Foaming is caused by non-degradable surfactants. These surface active substances travel undegraded through the aeration basin, creating foaming and causing significant volumes of particles to float to the surface. Another type of foaming is caused by the filamentous organisms Nocardia and Microthrix. Exocellular lipids and surfactants produced by these organisms are non-degradable and cause flocs to float. It may be due to high SRT, high MLSS concentration, high rates of aeration, or high concentrations of hydrocarbons in the influent. These foams are quite persistent and difficult to break mechanically.

Toxic substances can result in a condition known as curdled floc. This is caused by the interaction of positively charged heavy metals with negatively charged surface of bacterial cells. This is obviously related to the presence of toxic heavy metals in the wastewater.

Excessive shearing action by mechanical mixing can cause a "pin-point" type of floc.

• Filamentous Bulking

Filamentous organisms are those which grow in the form of very long rods, many times longer than wide. They may be effective degraders of BOD, but they form flocs which do not settle well or compact well.

The macrostructure is due to the network of filamentous organisms within the floc. The filamentous network provides a structural frame for the floc- forming bacteria and provide strength for the floc. In the first case, filamentous bulking is demonstrated to be caused by an overabundance of filamentous organisms, whereas in the third case, poor settling, pin-point floc, is demonstrated to be caused by a lack of filamentous organisms. Nonbulking is depicted in the second scenario as a state with a good balance of filamentous and nonfilamentous organisms. This approach suggests that some filamentous organisms are necessary to form a good backbone for a strong, large floc.

(Case 2). Excessive filaments, on the other hand, obstruct settling and compaction. (Case 1). Excessive filaments cause a diffuse floc structure or may result in briding between flocs because filaments frequently grow beyond the boundaries of a single floc.

• Summary of Solids Separation Problems

As can be seen, the activated sludge process has a number of solids separation issues that are related to microorganisms (rather than to physical aspects such as hydraulics and basin design). These problems are related to the type of floc formed in the aeration basin.

In summary, there are nine basic types of flocs including:

1. an ideal floc containing floc-forming bacteria and filamentous bacteria that grow in balance,
2. a filamentous floc in which the predominant filamentous bacteria cause inter-floc bridging,
3. a filamentous floc in which the predominant filamentous bacteria produce a diffused floc,
4. a viscous floc formed by the release of non-degradable surfactants and lipids by Nocardia during periods of nutritional deprivation, 
5. a floating floc created by the release of non-degradable surfactants and lipids by Nocardia.
6. a gas-entrained floc resulting from the entrapment of insoluble nitrogen gas released during denitrification.
7. The interaction of floc-forming bacteria with relatively large quantities of hazardous chemicals such as multivalent cations results in a curdled floc.
8. a pin-point floc in which filamentous bacteria are absent, and
9. a floc that is scattered and contains small clusters of bacteria but lacks real floc particles.

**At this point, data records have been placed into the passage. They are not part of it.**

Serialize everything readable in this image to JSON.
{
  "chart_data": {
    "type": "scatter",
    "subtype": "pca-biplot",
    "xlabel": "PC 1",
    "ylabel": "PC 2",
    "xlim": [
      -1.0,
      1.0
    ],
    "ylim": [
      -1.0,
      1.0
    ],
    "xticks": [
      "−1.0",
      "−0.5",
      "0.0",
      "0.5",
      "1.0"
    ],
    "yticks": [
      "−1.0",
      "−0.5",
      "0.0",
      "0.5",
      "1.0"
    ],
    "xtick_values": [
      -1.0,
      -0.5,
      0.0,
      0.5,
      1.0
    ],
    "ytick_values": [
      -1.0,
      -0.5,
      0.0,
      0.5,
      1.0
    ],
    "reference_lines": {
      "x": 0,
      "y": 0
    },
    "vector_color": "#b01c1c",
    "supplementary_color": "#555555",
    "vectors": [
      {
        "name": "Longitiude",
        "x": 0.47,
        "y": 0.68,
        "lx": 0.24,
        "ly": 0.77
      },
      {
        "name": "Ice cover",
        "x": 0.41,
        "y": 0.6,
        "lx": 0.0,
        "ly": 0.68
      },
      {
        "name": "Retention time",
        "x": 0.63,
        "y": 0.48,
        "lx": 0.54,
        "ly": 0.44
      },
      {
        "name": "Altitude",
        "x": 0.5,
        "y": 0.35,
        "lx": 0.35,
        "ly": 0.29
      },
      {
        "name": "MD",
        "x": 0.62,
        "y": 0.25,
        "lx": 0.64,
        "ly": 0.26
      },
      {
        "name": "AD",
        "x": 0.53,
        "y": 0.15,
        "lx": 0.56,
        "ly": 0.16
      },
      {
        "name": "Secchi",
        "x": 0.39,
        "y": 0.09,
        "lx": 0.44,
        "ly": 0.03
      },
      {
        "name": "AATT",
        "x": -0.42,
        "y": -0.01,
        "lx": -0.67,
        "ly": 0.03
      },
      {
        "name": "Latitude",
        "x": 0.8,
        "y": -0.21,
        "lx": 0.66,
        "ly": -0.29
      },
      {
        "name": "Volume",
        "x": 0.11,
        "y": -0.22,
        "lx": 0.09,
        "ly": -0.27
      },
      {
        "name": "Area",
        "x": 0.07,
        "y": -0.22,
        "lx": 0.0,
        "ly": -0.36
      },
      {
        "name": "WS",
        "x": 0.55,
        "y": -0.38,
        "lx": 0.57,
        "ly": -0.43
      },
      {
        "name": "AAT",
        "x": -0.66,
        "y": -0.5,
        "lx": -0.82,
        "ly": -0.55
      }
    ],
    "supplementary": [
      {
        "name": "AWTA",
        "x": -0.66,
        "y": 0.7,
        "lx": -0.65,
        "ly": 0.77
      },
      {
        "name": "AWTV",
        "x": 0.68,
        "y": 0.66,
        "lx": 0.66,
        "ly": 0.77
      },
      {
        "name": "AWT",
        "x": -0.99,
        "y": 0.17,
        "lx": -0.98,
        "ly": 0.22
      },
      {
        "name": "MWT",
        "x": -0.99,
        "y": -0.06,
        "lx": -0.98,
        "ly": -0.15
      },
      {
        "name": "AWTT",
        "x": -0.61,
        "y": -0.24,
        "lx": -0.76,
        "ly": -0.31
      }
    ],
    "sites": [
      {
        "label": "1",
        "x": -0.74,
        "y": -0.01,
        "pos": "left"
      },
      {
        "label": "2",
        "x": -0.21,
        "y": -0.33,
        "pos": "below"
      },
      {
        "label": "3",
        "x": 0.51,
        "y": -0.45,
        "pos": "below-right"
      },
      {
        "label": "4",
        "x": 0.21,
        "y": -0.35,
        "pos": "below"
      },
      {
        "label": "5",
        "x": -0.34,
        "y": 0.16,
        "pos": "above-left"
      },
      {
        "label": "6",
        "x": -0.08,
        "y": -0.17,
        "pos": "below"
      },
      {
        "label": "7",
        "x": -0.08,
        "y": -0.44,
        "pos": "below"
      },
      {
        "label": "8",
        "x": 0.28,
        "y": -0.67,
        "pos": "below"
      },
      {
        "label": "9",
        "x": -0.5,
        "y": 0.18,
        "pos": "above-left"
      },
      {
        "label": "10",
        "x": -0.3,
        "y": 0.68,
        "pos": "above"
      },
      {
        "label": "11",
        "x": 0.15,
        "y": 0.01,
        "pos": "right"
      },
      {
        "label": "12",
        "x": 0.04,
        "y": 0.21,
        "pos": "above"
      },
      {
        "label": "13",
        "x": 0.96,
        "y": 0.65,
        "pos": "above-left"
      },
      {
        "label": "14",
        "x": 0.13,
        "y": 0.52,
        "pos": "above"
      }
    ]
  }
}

The type of floc formed is determined by the environment in the activated sludge aeration basin. Various stimulatory conditions can cause deleterious situations which results in poor floc structure which do not settle or compact well and then subsequent loss of biological solids. These include:

1. Environmental changes which promote the rapid and excessive growth of filamentous bacteria
2. Excessive amounts of exocellular lipids, surfactants, or slime are produced as a result of environmental changes.
3. Denitrification-friendly operational conditions
4. The presence of relatively high concentrations of toxic substances, and
5. The presence of excessive shearing action within the aeration basin.